If it’s electron capture: add \( ^0_{-1}e \)
Then left atomic: 61 + (-1) = 60 → matches.
→ \( ^0_{-1}e \)
---
26. \( ^{14}_7N + \_\_\_\_ \rightarrow ^{14}_6C + ^1_1p \)
Right: mass 14 + 1 = 15; atomic 6 + 1 = 7
Left: N has mass 14, atomic 7 → missing:
Mass: 15 - 14 = 1
Atomic: 7 - 7 = 0
→ Neutron: \( ^1_0n \)
---
27. \( ^{13}_6C + ^1_0n \rightarrow \_\_\_\_ \)
Left: mass 13 + 1 = 14; atomic 6 + 0 = 6
→ Carbon-14: \( ^{14}_6C \)
---
28. \( ^{239}_{94}Pu + ^4_2He \rightarrow ^1_1H + 2^1_0n + \_\_\_\_ \)

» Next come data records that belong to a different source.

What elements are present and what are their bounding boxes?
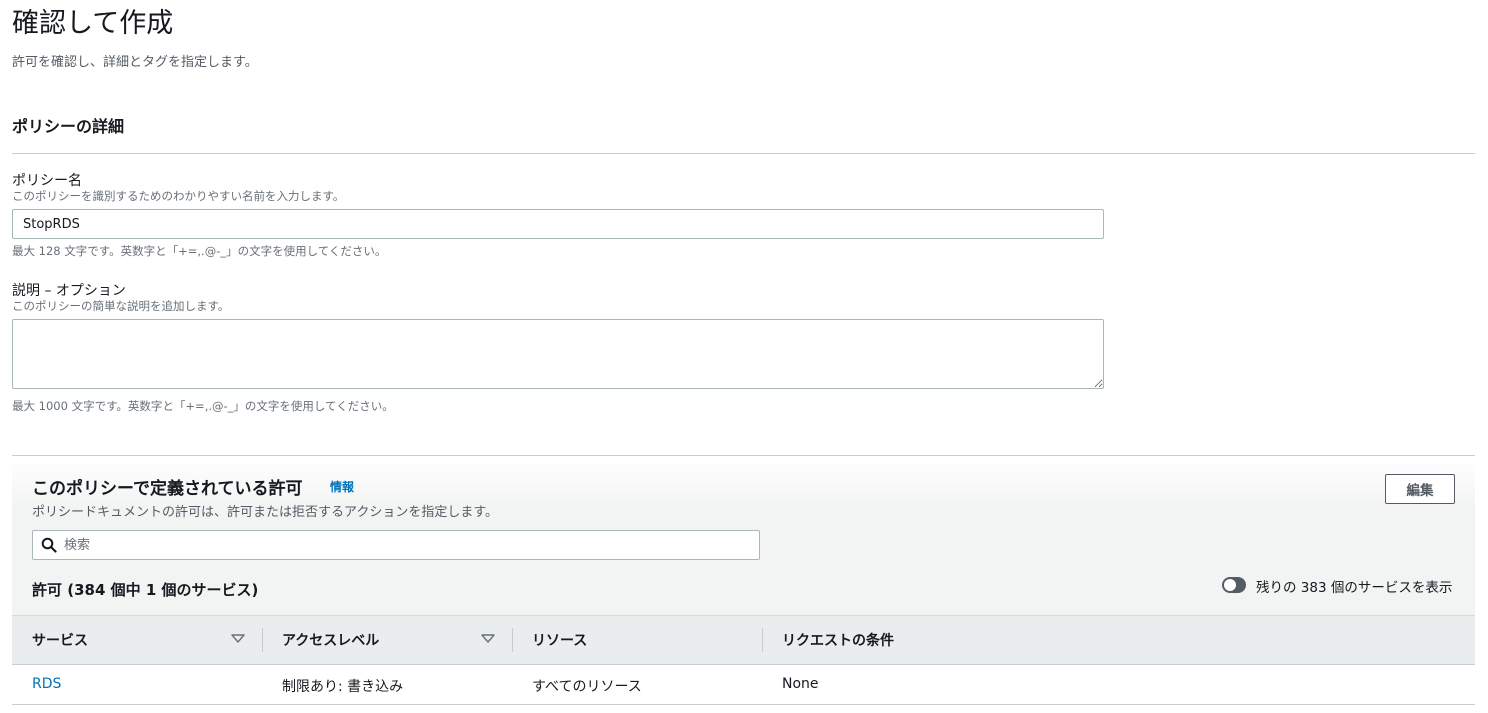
description-label: 説明 – オプション	[12, 283, 126, 299]
toggle-knob	[1224, 579, 1236, 591]
request-conditions-cell: None	[782, 676, 819, 692]
caret-down-icon[interactable]	[231, 634, 245, 644]
permissions-description: ポリシードキュメントの許可は、許可または拒否するアクションを指定します。	[32, 505, 499, 520]
table-row	[12, 665, 1475, 705]
permissions-count-title: 許可 (384 個中 1 個のサービス)	[32, 581, 259, 599]
column-separator	[262, 628, 263, 652]
policy-name-hint: 最大 128 文字です。英数字と「+=,.@-_」の文字を使用してください。	[12, 244, 387, 258]
access-level-cell: 制限あり: 書き込み	[282, 679, 404, 695]
page-title: 確認して作成	[12, 8, 174, 39]
column-header-service[interactable]: サービス	[32, 630, 88, 650]
page-subtitle: 許可を確認し、詳細とタグを指定します。	[12, 55, 258, 70]
description-hint: 最大 1000 文字です。英数字と「+=,.@-_」の文字を使用してください。	[12, 399, 394, 413]
edit-button[interactable]: 編集	[1385, 474, 1455, 504]
service-link[interactable]: RDS	[32, 676, 61, 692]
policy-name-description: このポリシーを識別するためのわかりやすい名前を入力します。	[12, 189, 345, 203]
column-separator	[762, 628, 763, 652]
policy-name-label: ポリシー名	[12, 173, 82, 189]
caret-down-icon[interactable]	[481, 634, 495, 644]
toggle-label: 残りの 383 個のサービスを表示	[1256, 580, 1453, 596]
policy-details-heading: ポリシーの詳細	[12, 117, 125, 136]
column-separator	[512, 628, 513, 652]
description-textarea[interactable]	[12, 319, 1104, 389]
column-header-request-conditions: リクエストの条件	[782, 633, 894, 649]
description-description: このポリシーの簡単な説明を追加します。	[12, 299, 230, 313]
column-header-resource: リソース	[532, 633, 588, 649]
info-link[interactable]: 情報	[330, 478, 354, 495]
policy-name-input[interactable]	[12, 209, 1104, 239]
search-icon	[41, 537, 57, 553]
section-divider	[12, 153, 1475, 154]
search-input[interactable]	[62, 532, 752, 558]
column-header-access-level[interactable]: アクセスレベル	[282, 630, 379, 650]
permissions-title: このポリシーで定義されている許可	[32, 479, 303, 499]
resource-cell: すべてのリソース	[532, 679, 642, 695]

Left: mass 239 + 4 = 243; atomic 94 + 2 = 96
Right: H mass 1, 2n mass 2 → total so far 3; atomic 1 + 0 = 1
Missing: mass = 243 - 3 = 240; atomic = 96 - 1 = 95
→ Americium: \( ^{240}_{95}Am \)
---
## Final Answers:
1. \( ^{206}_{82}Pb \) — Alpha decay
2. \( ^0_{+1}e \) — Positron emission
3. \( ^{234}_{92}U \) — Beta decay
4. \( ^{14}_7N \) — Beta decay
5. \( ^0_{-1}e \) — Electron capture
6. \( ^0_{+1}e \) — Positron emission
7. \( ^{58}_{27}Co \) — Electron capture
8. \( ^4_2He \) — Alpha decay
9. \( ^1_1H \) — Beta decay
10. \( ^{234}_{90}Th \) — Alpha decay
11. \( ^{12}_6C \)
12. \( ^{239}_{93}Np \)
13. \( ^0_{-1}e \)
14. \( ^4_2He \)
15. \( ^{141}_{57}La \)
16. \( ^{14}_7N \)
17. \( ^{185}_{79}Au \)
18. \( ^4_2He \)
19. \( ^{238}_{92}U \)
20. \( ^1_1H \)
21. \( ^3_1H \)
22. \( ^{27}_{15}P \)
23. \( ^{214}_{83}Bi \)
24. \( ^{32}_{16}S \)
25. \( ^0_{-1}e \)
26. \( ^1_0n \)
27. \( ^{14}_6C \)
28. \( ^{240}_{95}Am \)
Parent Tip: Review the logic above to help your child master the concept of nuclear decay equations worksheet.